Cancer Cachexia, Sarcopenia and Biochemical Markers in Patients With Advanced Non-Small Cell Lung Cancer-Chemotherapy Toxicity and Prognostic Value


Cancer Cachexia, Sarcopenia and Biochemical Markers in Patients With Advanced Non-Small Cell Lung Cancer-Chemotherapy Toxicity and Prognostic Value

Drazena Srdic et al. Support Care Cancer. .


Purpose: Cancer cachexia and sarcopenia are frequently observed in cancer patients and associated with poor survival. The majority of studies of cancer cachexia and sarcopenia have been done in patients with solid tumors of different origins, and there are currently no good predictors of the benefit of chemotherapy or factors that predict survival in advanced cancer.
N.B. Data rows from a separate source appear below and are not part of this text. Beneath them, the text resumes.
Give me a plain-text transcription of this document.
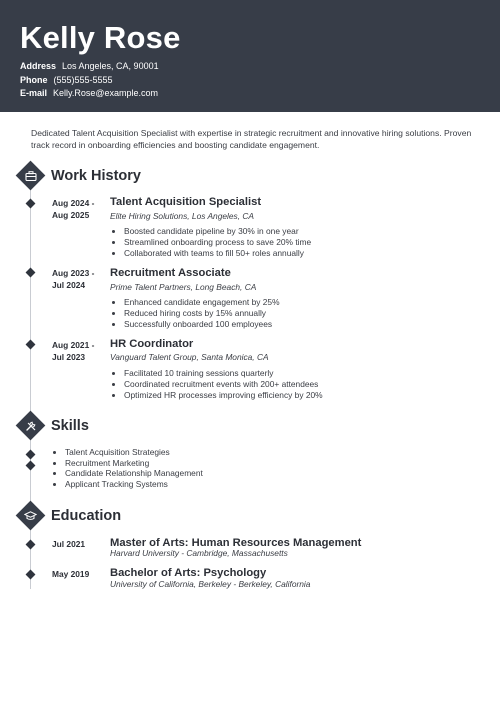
Kelly Rose
Address Los Angeles, CA, 90001
Phone (555)555-5555
E-mail Kelly.Rose@example.com
Dedicated Talent Acquisition Specialist with expertise in strategic recruitment and innovative hiring solutions. Proven track record in onboarding efficiencies and boosting candidate engagement.
Work History
Aug 2024 -
Aug 2025
Talent Acquisition Specialist
Elite Hiring Solutions, Los Angeles, CA
• Boosted candidate pipeline by 30% in one year
• Streamlined onboarding process to save 20% time
• Collaborated with teams to fill 50+ roles annually
Aug 2023 -
Jul 2024
Recruitment Associate
Prime Talent Partners, Long Beach, CA
• Enhanced candidate engagement by 25%
• Reduced hiring costs by 15% annually
• Successfully onboarded 100 employees
Aug 2021 -
Jul 2023
HR Coordinator
Vanguard Talent Group, Santa Monica, CA
• Facilitated 10 training sessions quarterly
• Coordinated recruitment events with 200+ attendees
• Optimized HR processes improving efficiency by 20%
Skills
• Talent Acquisition Strategies
• Recruitment Marketing
• Candidate Relationship Management
• Applicant Tracking Systems
Education
Jul 2021 Master of Arts: Human Resources Management
Harvard University - Cambridge, Massachusetts
May 2019 Bachelor of Arts: Psychology
University of California, Berkeley - Berkeley, California
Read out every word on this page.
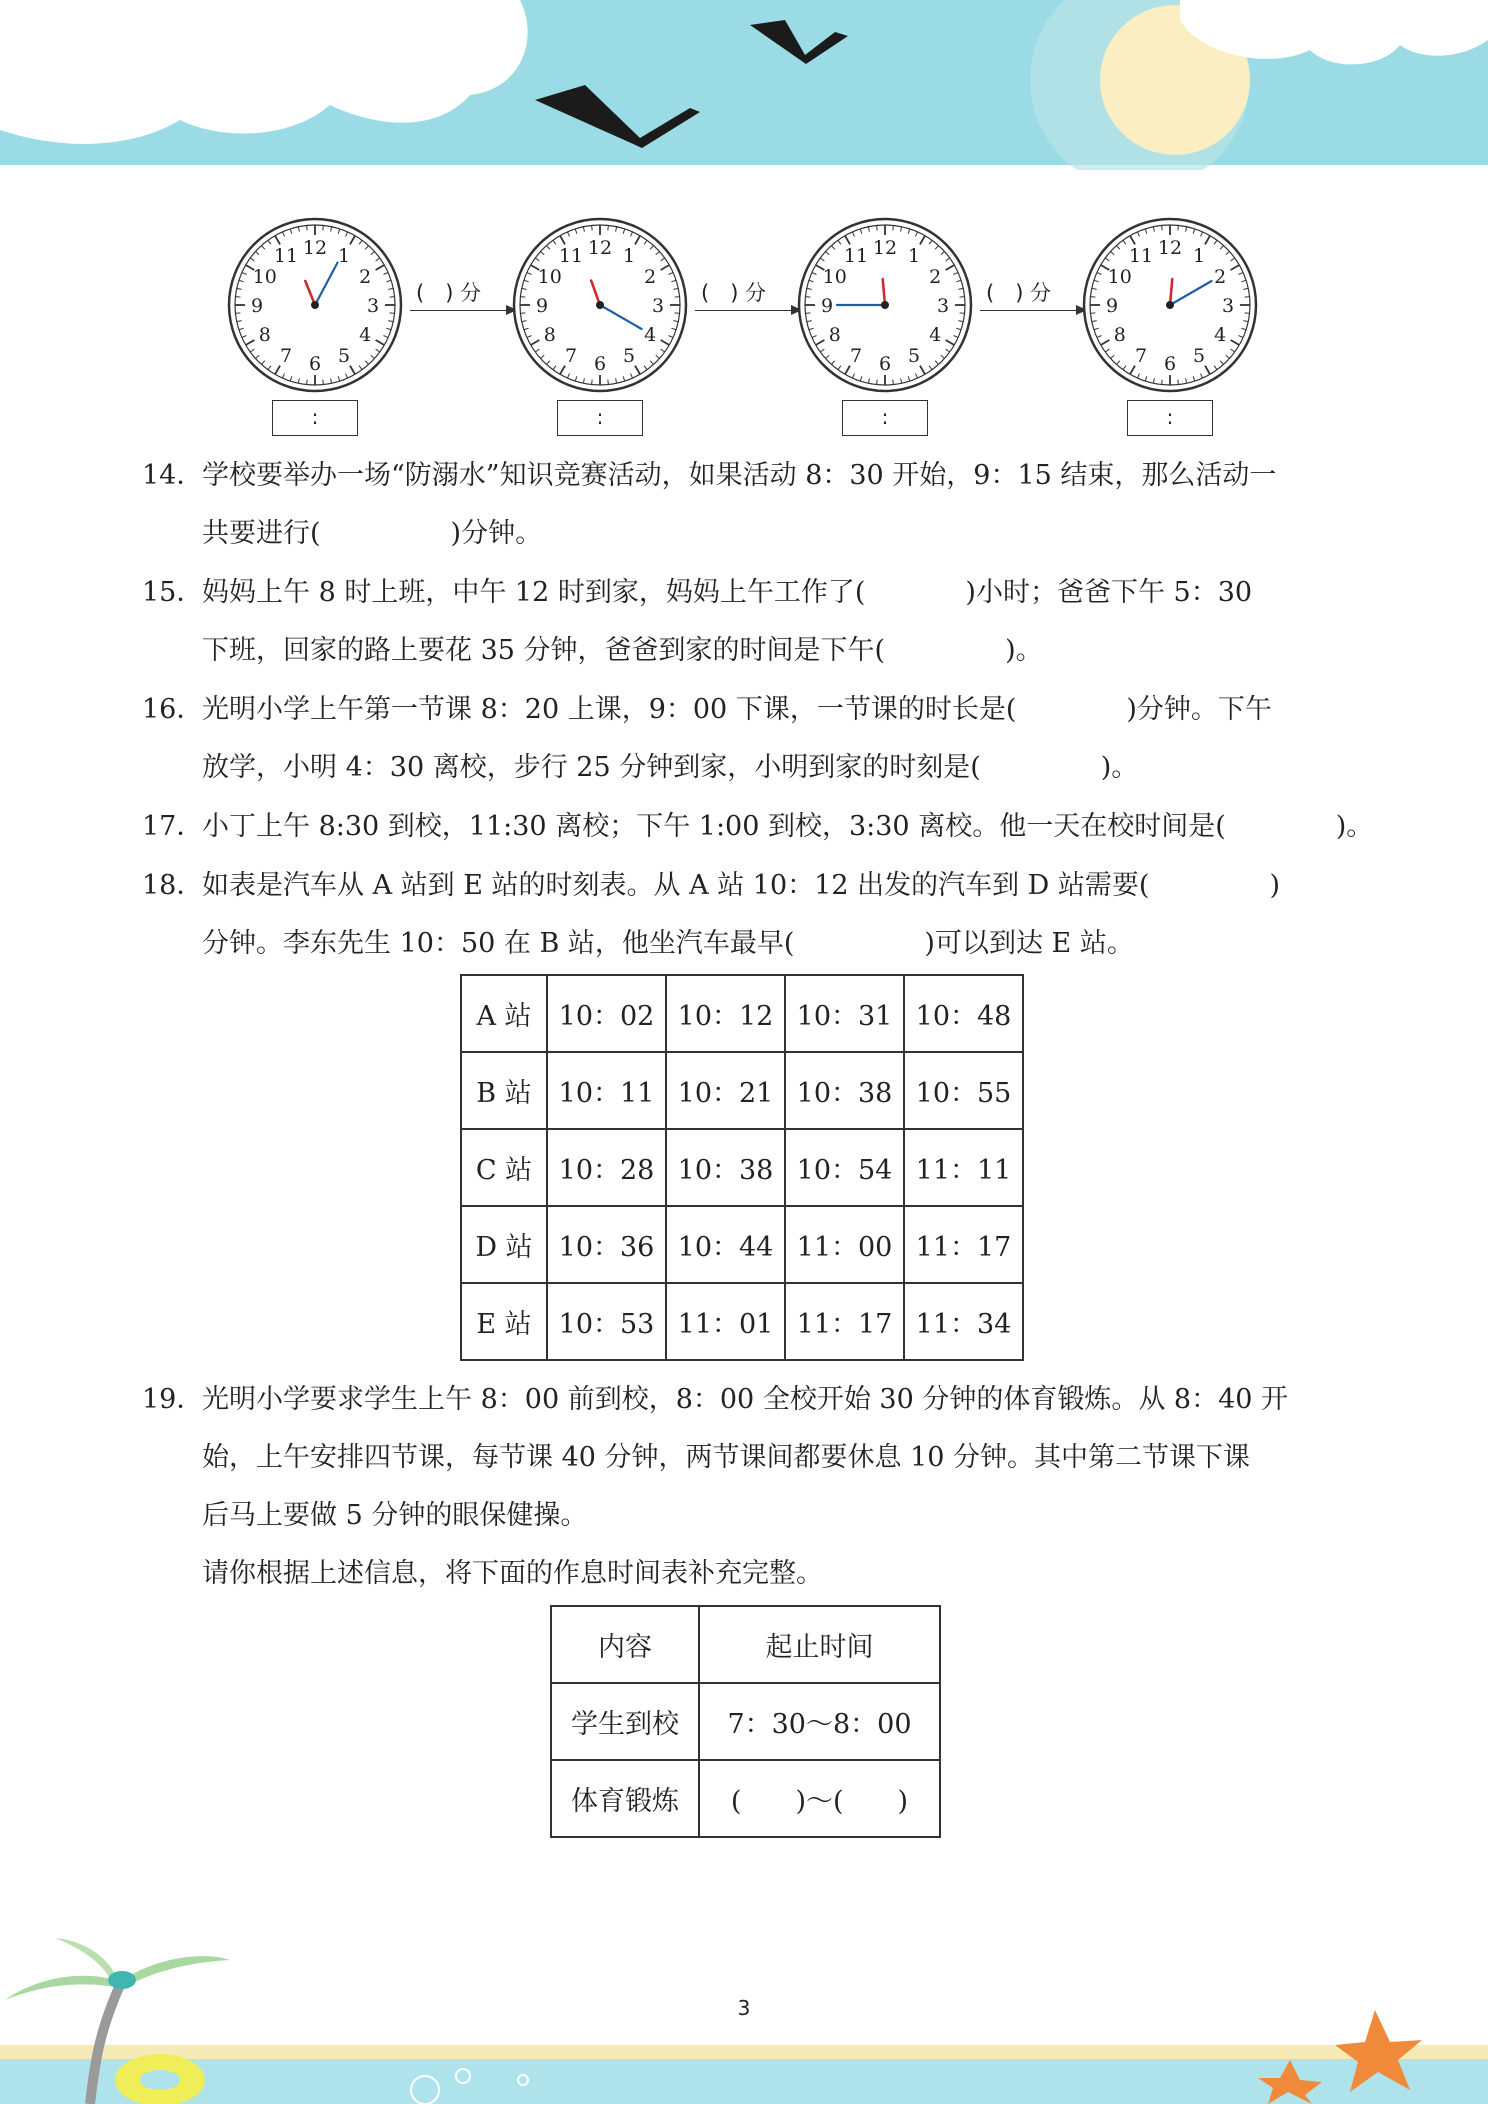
12 1
2
3
4
5
6
7
8
9
10
11
:
(　) 分
12 1
2
3
4
5
6
7
8
9
10
11
:
(　) 分
12 1
2
3
4
5
6
7
8
9
10
11
:
(　) 分
12 1
2
3
4
5
6
7
8
9
10
11
:
14．学校要举办一场“防溺水”知识竞赛活动，如果活动 8：30 开始，9：15 结束，那么活动一
共要进行(	)分钟。
15．妈妈上午 8 时上班，中午 12 时到家，妈妈上午工作了(	)小时；爸爸下午 5：30
下班，回家的路上要花 35 分钟，爸爸到家的时间是下午(	)。
16．光明小学上午第一节课 8：20 上课，9：00 下课，一节课的时长是(	)分钟。下午
放学，小明 4：30 离校，步行 25 分钟到家，小明到家的时刻是(	)。
17．小丁上午 8:30 到校，11:30 离校；下午 1:00 到校，3:30 离校。他一天在校时间是(	)。
18．如表是汽车从 A 站到 E 站的时刻表。从 A 站 10：12 出发的汽车到 D 站需要(	)
分钟。李东先生 10：50 在 B 站，他坐汽车最早(	)可以到达 E 站。
A 站	10：02	10：12	10：31	10：48
B 站	10：11	10：21	10：38	10：55
C 站	10：28	10：38	10：54	11：11
D 站	10：36	10：44	11：00	11：17
E 站	10：53	11：01	11：17	11：34
19．光明小学要求学生上午 8：00 前到校，8：00 全校开始 30 分钟的体育锻炼。从 8：40 开
始，上午安排四节课，每节课 40 分钟，两节课间都要休息 10 分钟。其中第二节课下课
后马上要做 5 分钟的眼保健操。
请你根据上述信息，将下面的作息时间表补充完整。
内容	起止时间
学生到校	7：30～8：00
体育锻炼	(　　)～(　　)
3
The purpose of our prospective study was to evaluate prevalence of cachexia and sarcopenia using international consensus definition and criteria for diagnosis in patients with diagnosed advanced non-small cell lung cancer (NSCLC) stage IIIB and IV and their relation to chemotherapy toxicity and survival prediction. A secondary aim was to compare several biochemical markers (CRP, IL-6, protein, and albumin) with time to tumor progression in order to assess prognostic value or to guide a treatment.

Methods: Between December 2013 and April 2015, the prospective cohort study of 100 Caucasian patients with advanced NSCLC stage IIIB or IV, who were referred consecutively to Department for Respiratory Diseases "Jordanovac," was evaluated. Anthropometric measurements and biochemical data (CRP, albumin, protein, IL-6, haemoglobin) together with body composition measurements (total muscle cross-sectional area, lumbar skeletal muscle index) were obtained for each patient before starting with platinum-doublet therapy. Skeletal muscle cross-sectional area at the third lumbar vertebra was measured by computerized tomography, and sarcopenia was defined using a previously published cutoff point. Toxicity was assessed after cycle 1 of treatment and time-to-tumor progression was determined prospectively.

Results: One hundred patients with advanced lung cancer were recruited: 67 were male and median age was 64 years. The median time to disease progression was 187 days. The prevalence of cachexia and sarcopenia in study cohort was 69 and 47 %, respectively. CRP, IL-6, and albumin concentration in cachectic compared to non-cachectic patients demonstrated statistically significant difference (p = 0.020, p = 0.040, p = 0.003). Cachexia and sarcopenia were not found to be predictors of chemotoxicity nor was time to tumor progression. On the contrary, albumin concentration with established cutoff point of 37.5 g/L was clearly proved as the predictive factor of both chemotoxicity (OR (95 % CI) = 0.85; p < 0.001) and survival (HR (95 % CI) = 0.55).

Conclusions: Albumin level has been shown to be more important predictive marker of chemotherapy toxicity and survival than cachexia and sarcopenia are. This approach in clinical settings can be used to guide the choice of oncologic treatment.

Keywords: Cancer cachexia; Chemotherapy toxicity; Non-small cell lung cancer; Sarcopenia.